Can't read data through Storage Connectors (jdbc, Oracle DB)

Glastias · June 25, 2021, 9:51am

Hello!
We have a DWH Oracle, we want to connect it to the feature store, for On-Demand data retrieval
There is a correctly configured connector
Oracle Database Version 19c
Ojdbc driver - ojdbc8-19.9.0.0.jar ( I tried several versions of ojdbc driver, the result is the same )

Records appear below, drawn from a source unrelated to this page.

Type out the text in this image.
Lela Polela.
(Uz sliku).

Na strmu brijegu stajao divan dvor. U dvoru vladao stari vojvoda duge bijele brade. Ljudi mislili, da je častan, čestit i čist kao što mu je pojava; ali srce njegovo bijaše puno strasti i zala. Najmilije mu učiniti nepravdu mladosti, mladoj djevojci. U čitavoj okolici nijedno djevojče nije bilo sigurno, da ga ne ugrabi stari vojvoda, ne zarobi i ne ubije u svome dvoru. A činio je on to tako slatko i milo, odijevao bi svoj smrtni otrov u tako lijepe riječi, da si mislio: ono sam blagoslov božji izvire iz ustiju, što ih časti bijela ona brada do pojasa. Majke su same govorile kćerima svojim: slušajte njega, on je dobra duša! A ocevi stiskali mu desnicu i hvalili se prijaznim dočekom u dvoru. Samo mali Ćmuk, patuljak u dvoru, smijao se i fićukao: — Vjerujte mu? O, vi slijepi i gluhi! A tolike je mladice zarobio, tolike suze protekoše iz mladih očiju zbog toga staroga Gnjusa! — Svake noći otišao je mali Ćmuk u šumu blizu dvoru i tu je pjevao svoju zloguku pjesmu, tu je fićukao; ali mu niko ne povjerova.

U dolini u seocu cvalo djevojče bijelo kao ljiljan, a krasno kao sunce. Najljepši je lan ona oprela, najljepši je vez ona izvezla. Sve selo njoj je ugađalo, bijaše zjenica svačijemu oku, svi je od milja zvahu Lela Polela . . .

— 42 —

Сurrent versions of services

I am trying to execute the following code to create a feature
import hsfs
# Create a connection
connection = hsfs.connection()
# Get the feature store handle for the project’s feature store
fs = connection.get_feature_store()
dwh = fs.get_storage_connector(‘dwh2’)
p_query="""(select 1 as ID FROM DUAL)"""
fea = fs.create_on_demand_feature_group(
name=‘fea’,
version=None,
query=p_query,
description=‘On-Demand data from Oracle’,
storage_connector = dwh,
statistics_config = True
)
fea .save()

After which I get the following error
An error was encountered:
An error occurred while calling o189.load.
: java.sql.SQLSyntaxErrorException: ORA-00911: invalid character
at oracle.jdbc.driver.T4CTTIoer11.processError(T4CTTIoer11.java:509)

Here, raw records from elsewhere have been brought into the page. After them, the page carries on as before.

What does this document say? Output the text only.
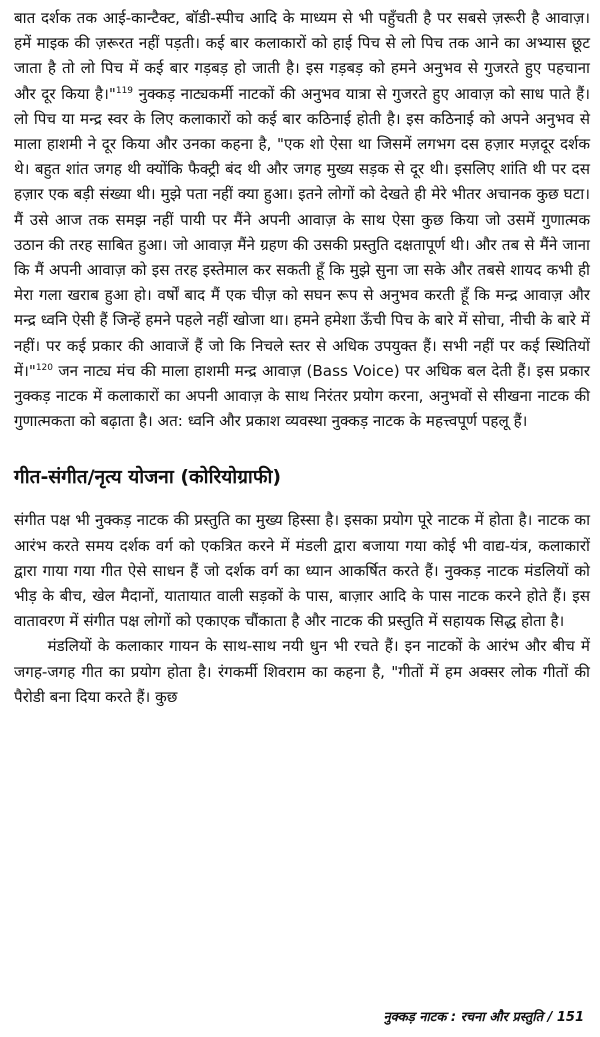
बात दर्शक तक आई-कान्टैक्ट, बॉडी-स्पीच आदि के माध्यम से भी पहुँचती है पर सबसे ज़रूरी है आवाज़। हमें माइक की ज़रूरत नहीं पड़ती। कई बार कलाकारों को हाई पिच से लो पिच तक आने का अभ्यास छूट जाता है तो लो पिच में कई बार गड़बड़ हो जाती है। इस गड़बड़ को हमने अनुभव से गुजरते हुए पहचाना और दूर किया है।"$^{119}$ नुक्कड़ नाट्यकर्मी नाटकों की अनुभव यात्रा से गुजरते हुए आवाज़ को साध पाते हैं। लो पिच या मन्द्र स्वर के लिए कलाकारों को कई बार कठिनाई होती है। इस कठिनाई को अपने अनुभव से माला हाशमी ने दूर किया और उनका कहना है, "एक शो ऐसा था जिसमें लगभग दस हज़ार मज़दूर दर्शक थे। बहुत शांत जगह थी क्योंकि फैक्ट्री बंद थी और जगह मुख्य सड़क से दूर थी। इसलिए शांति थी पर दस हज़ार एक बड़ी संख्या थी। मुझे पता नहीं क्या हुआ। इतने लोगों को देखते ही मेरे भीतर अचानक कुछ घटा। मैं उसे आज तक समझ नहीं पायी पर मैंने अपनी आवाज़ के साथ ऐसा कुछ किया जो उसमें गुणात्मक उठान की तरह साबित हुआ। जो आवाज़ मैंने ग्रहण की उसकी प्रस्तुति दक्षतापूर्ण थी। और तब से मैंने जाना कि मैं अपनी आवाज़ को इस तरह इस्तेमाल कर सकती हूँ कि मुझे सुना जा सके और तबसे शायद कभी ही मेरा गला खराब हुआ हो। वर्षों बाद मैं एक चीज़ को सघन रूप से अनुभव करती हूँ कि मन्द्र आवाज़ और मन्द्र ध्वनि ऐसी हैं जिन्हें हमने पहले नहीं खोजा था। हमने हमेशा ऊँची पिच के बारे में सोचा, नीची के बारे में नहीं। पर कई प्रकार की आवाजें हैं जो कि निचले स्तर से अधिक उपयुक्त हैं। सभी नहीं पर कई स्थितियों में।"$^{120}$ जन नाट्य मंच की माला हाशमी मन्द्र आवाज़ (Bass Voice) पर अधिक बल देती हैं। इस प्रकार नुक्कड़ नाटक में कलाकारों का अपनी आवाज़ के साथ निरंतर प्रयोग करना, अनुभवों से सीखना नाटक की गुणात्मकता को बढ़ाता है। अत: ध्वनि और प्रकाश व्यवस्था नुक्कड़ नाटक के महत्त्वपूर्ण पहलू हैं।

गीत-संगीत/नृत्य योजना (कोरियोग्राफी)

संगीत पक्ष भी नुक्कड़ नाटक की प्रस्तुति का मुख्य हिस्सा है। इसका प्रयोग पूरे नाटक में होता है। नाटक का आरंभ करते समय दर्शक वर्ग को एकत्रित करने में मंडली द्वारा बजाया गया कोई भी वाद्य-यंत्र, कलाकारों द्वारा गाया गया गीत ऐसे साधन हैं जो दर्शक वर्ग का ध्यान आकर्षित करते हैं। नुक्कड़ नाटक मंडलियों को भीड़ के बीच, खेल मैदानों, यातायात वाली सड़कों के पास, बाज़ार आदि के पास नाटक करने होते हैं। इस वातावरण में संगीत पक्ष लोगों को एकाएक चौंकाता है और नाटक की प्रस्तुति में सहायक सिद्ध होता है।

मंडलियों के कलाकार गायन के साथ-साथ नयी धुन भी रचते हैं। इन नाटकों के आरंभ और बीच में जगह-जगह गीत का प्रयोग होता है। रंगकर्मी शिवराम का कहना है, "गीतों में हम अक्सर लोक गीतों की पैरोडी बना दिया करते हैं। कुछ

नुक्कड़ नाटक : रचना और प्रस्तुति / 151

at oracle.jdbc.driver.T4CTTIoer11.processError(T4CTTIoer11.java:461)
at oracle.jdbc.driver.T4C8Oall.processError(T4C8Oall.java:1104)

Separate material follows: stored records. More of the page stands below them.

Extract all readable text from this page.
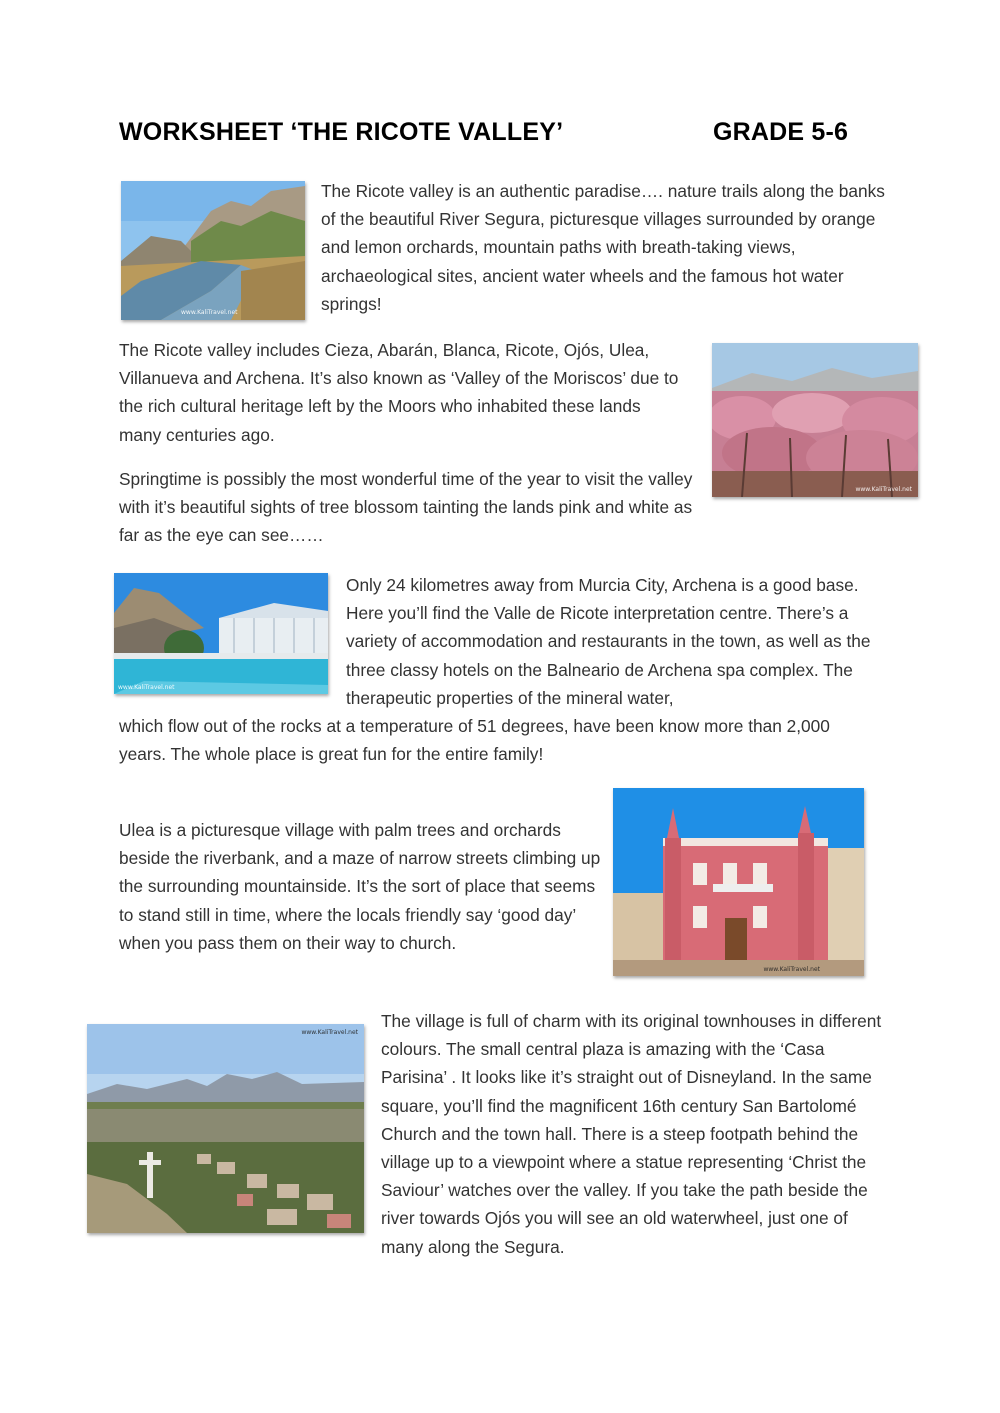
WORKSHEET ‘THE RICOTE VALLEY’	GRADE 5-6
www.KaliTravel.net

The Ricote valley is an authentic paradise…. nature trails along the banks of the beautiful River Segura, picturesque villages surrounded by orange and lemon orchards, mountain paths with breath-taking views, archaeological sites, ancient water wheels and the famous hot water springs!

www.KaliTravel.net

The Ricote valley includes Cieza, Abarán, Blanca, Ricote, Ojós, Ulea, Villanueva and Archena. It’s also known as ‘Valley of the Moriscos’ due to the rich cultural heritage left by the Moors who inhabited these lands many centuries ago.

Springtime is possibly the most wonderful time of the year to visit the valley with it’s beautiful sights of tree blossom tainting the lands pink and white as far as the eye can see……

www.KaliTravel.net

Only 24 kilometres away from Murcia City, Archena is a good base. Here you’ll find the Valle de Ricote interpretation centre. There’s a variety of accommodation and restaurants in the town, as well as the three classy hotels on the Balneario de Archena spa complex. The therapeutic properties of the mineral water,

which flow out of the rocks at a temperature of 51 degrees, have been know more than 2,000 years. The whole place is great fun for the entire family!

www.KaliTravel.net

Ulea is a picturesque village with palm trees and orchards beside the riverbank, and a maze of narrow streets climbing up the surrounding mountainside. It’s the sort of place that seems to stand still in time, where the locals friendly say ‘good day’ when you pass them on their way to church.

www.KaliTravel.net

The village is full of charm with its original townhouses in different colours. The small central plaza is amazing with the ‘Casa Parisina’ . It looks like it’s straight out of Disneyland. In the same square, you’ll find the magnificent 16th century San Bartolomé Church and the town hall. There is a steep footpath behind the village up to a viewpoint where a statue representing ‘Christ the Saviour’ watches over the valley. If you take the path beside the river towards Ojós you will see an old waterwheel, just one of many along the Segura.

at oracle.jdbc.driver.T4CTTIfun.receive(T4CTTIfun.java:553)
at oracle.jdbc.driver.T4CTTIfun.doRPC(T4CTTIfun.java:269)
at oracle.jdbc.driver.T4C8Oall.doOALL(T4C8Oall.java:655)
at oracle.jdbc.driver.T4CPreparedStatement.doOall8(T4CPreparedStatement.java:270)
at oracle.jdbc.driver.T4CPreparedStatement.doOall8(T4CPreparedStatement.java:91)
at oracle.jdbc.driver.T4CPreparedStatement.executeForDescribe(T4CPreparedStatement.java:807)
at oracle.jdbc.driver.OracleStatement.executeMaybeDescribe(OracleStatement.java:983)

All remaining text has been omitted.